Let’s have a quick overview of the two configuration files (simplified) :
image
4 – Prepare the filesystem for the new instance
Of course, you need to create the new directories for you secondary (new) instance. That means, according the picture above, creating :
  • /mnt/mongodb/mongodb1
  • /mnt/mongodb/mongodb1/logs
5 - Restart primary and secondary MongoDB instances
Easy. Here is the simple command line to start each instance :
  • For primary : mongod --fork --rest --config /etc/mongodb.conf
  • For secondary : mongod --fork --rest --config /etc/mongodb1.conf
Using –-fork will allow you to start mongo as a background task.
Then you shoud see your processes running from a simple top –c, like this (only one process here but you should have two) :
image
6 - Set up and activate the replication
Now it’s time to setup the replication process. For that purpose we will now connect to the primary mongo instance ! Here is the complete process.
mongo
rs.initiate()
rs.conf()
{
    "_id" : "rs1"
    "version" : 1,
    "members" : [
        {
            "_id" : 0,
            "host" "127.0.0.1:27017"
        }
    ]
}
rs.add("127.0.0.1:27018")

{ "ok" : 1 }
 
  • mongo, will start mongo shell for the primary instance, default port is 17017. Note that if you want to connect to the secondary instance, you need to specifiy the port like : mongo –port 27018
  • rs.initiate() will start the replica set configuration.
  • rs.conf() will print the replica set configuration. Here we can see we have replicat set named “rs1”, having only one member “_id” = 0 (which is the current primary instance).
  • rs.add(“127.0.0.1:27018”) will add a new member for the “rs1” replica set. You can see I named the new member with a string composed of the localhost IP adress and the port. Sometimes, you may need to use the hostname instead of the IP, especially if you work on AWS.
    • As soon as the rs.add command has been processed, with success, the answer says “ok”:1
Now let’s check we have a replica set up and running. Let’s type the rs.conf() once again. It should display the output below. We can see we really have a replica set.

rs.conf()
{
    "_id" : "rs1"
    "version" : 1,
    "members" : [
        {
            "_id" : 0,
            "host" "127.0.0.1:27017"
        },
                {
            "_id" : 1
            "host" "127.0.0.1:27018"
        }
    ]
}

6 - Set up and activate the
Now you can play with the replication. Just create a database, a collection and insert some data/documents. Then connect to the secondary instance and tadam … your data has been replicated. If you are working on AWS, don’t forget to whitelist your 27018 port in order to have access to the secondary instance.

Conclusion

This was a VERY simple way to create a Mongo replica set on a single machine. Of course, this is not suitable for production environments. Consider this setup for prototyping, training or small devs. This was just the beginning of the journey.

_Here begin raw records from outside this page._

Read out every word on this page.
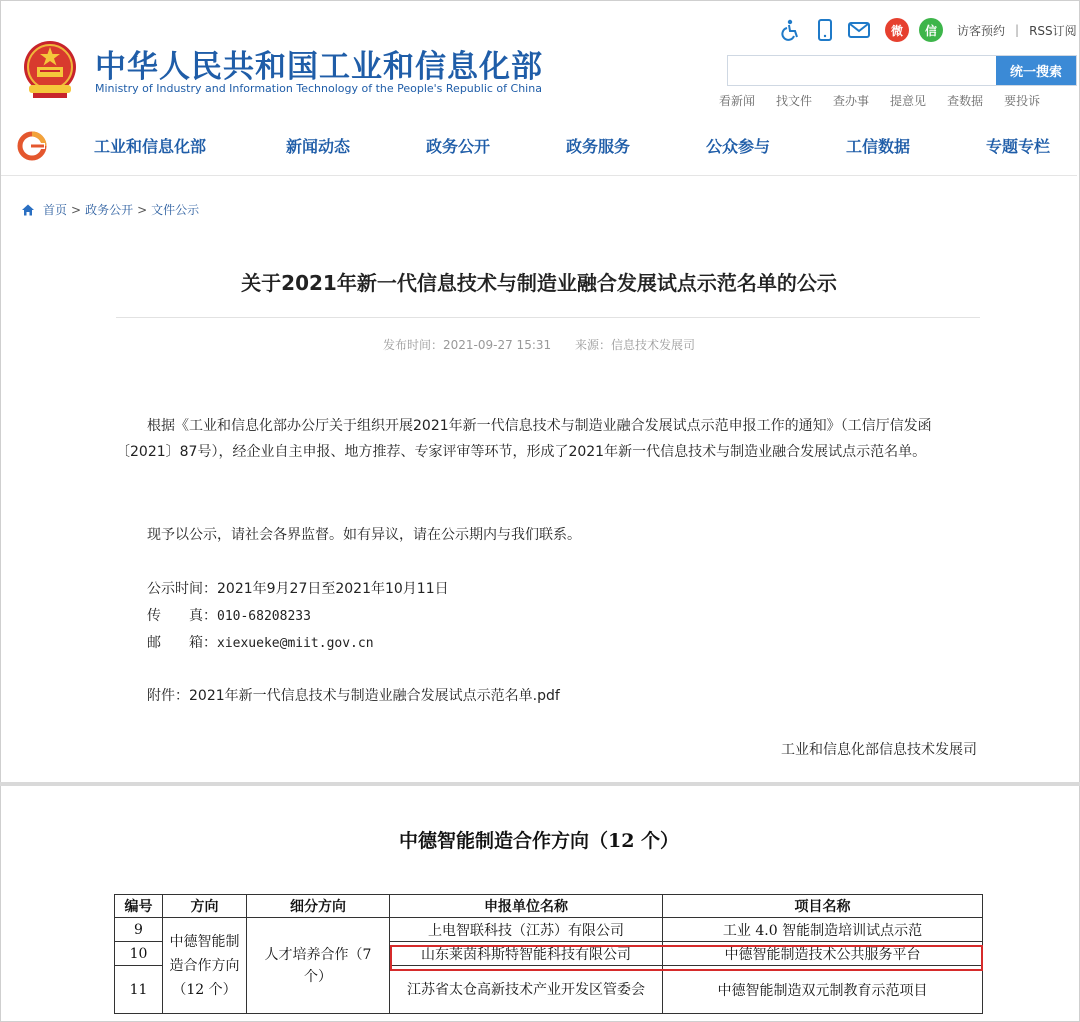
中华人民共和国工业和信息化部
Ministry of Industry and Information Technology of the People's Republic of China
微	信	访客预约 | RSS订阅
统一搜索
看新闻 找文件 查办事 提意见 查数据 要投诉
工业和信息化部	新闻动态	政务公开	政务服务	公众参与	工信数据	专题专栏
首页 > 政务公开 > 文件公示
关于2021年新一代信息技术与制造业融合发展试点示范名单的公示
发布时间：2021-09-27 15:31 来源：信息技术发展司
根据《工业和信息化部办公厅关于组织开展2021年新一代信息技术与制造业融合发展试点示范申报工作的通知》（工信厅信发函〔2021〕87号），经企业自主申报、地方推荐、专家评审等环节，形成了2021年新一代信息技术与制造业融合发展试点示范名单。
现予以公示，请社会各界监督。如有异议，请在公示期内与我们联系。
公示时间：2021年9月27日至2021年10月11日
传　　真：010-68208233
邮　　箱：xiexueke@miit.gov.cn
附件：2021年新一代信息技术与制造业融合发展试点示范名单.pdf
工业和信息化部信息技术发展司
中德智能制造合作方向（12 个）
编号	方向	细分方向	申报单位名称	项目名称
9	中德智能制造合作方向（12 个）	人才培养合作（7 个）	上电智联科技（江苏）有限公司	工业 4.0 智能制造培训试点示范
10			山东莱茵科斯特智能科技有限公司	中德智能制造技术公共服务平台
11			江苏省太仓高新技术产业开发区管委会	中德智能制造双元制教育示范项目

In the next chapters, I will explain how to :
  • Add an Arbiter : this is highly recommended !! The Arbiter will be responsible to elect a primary instance for the replica set.
  • Adjust priority for a replica set member,
  • Create and use a replica set accross several instances
  • I’m also writing some text about setting up an ElasticSearch River to feed ElasticSearch indexes from a Mongodb database.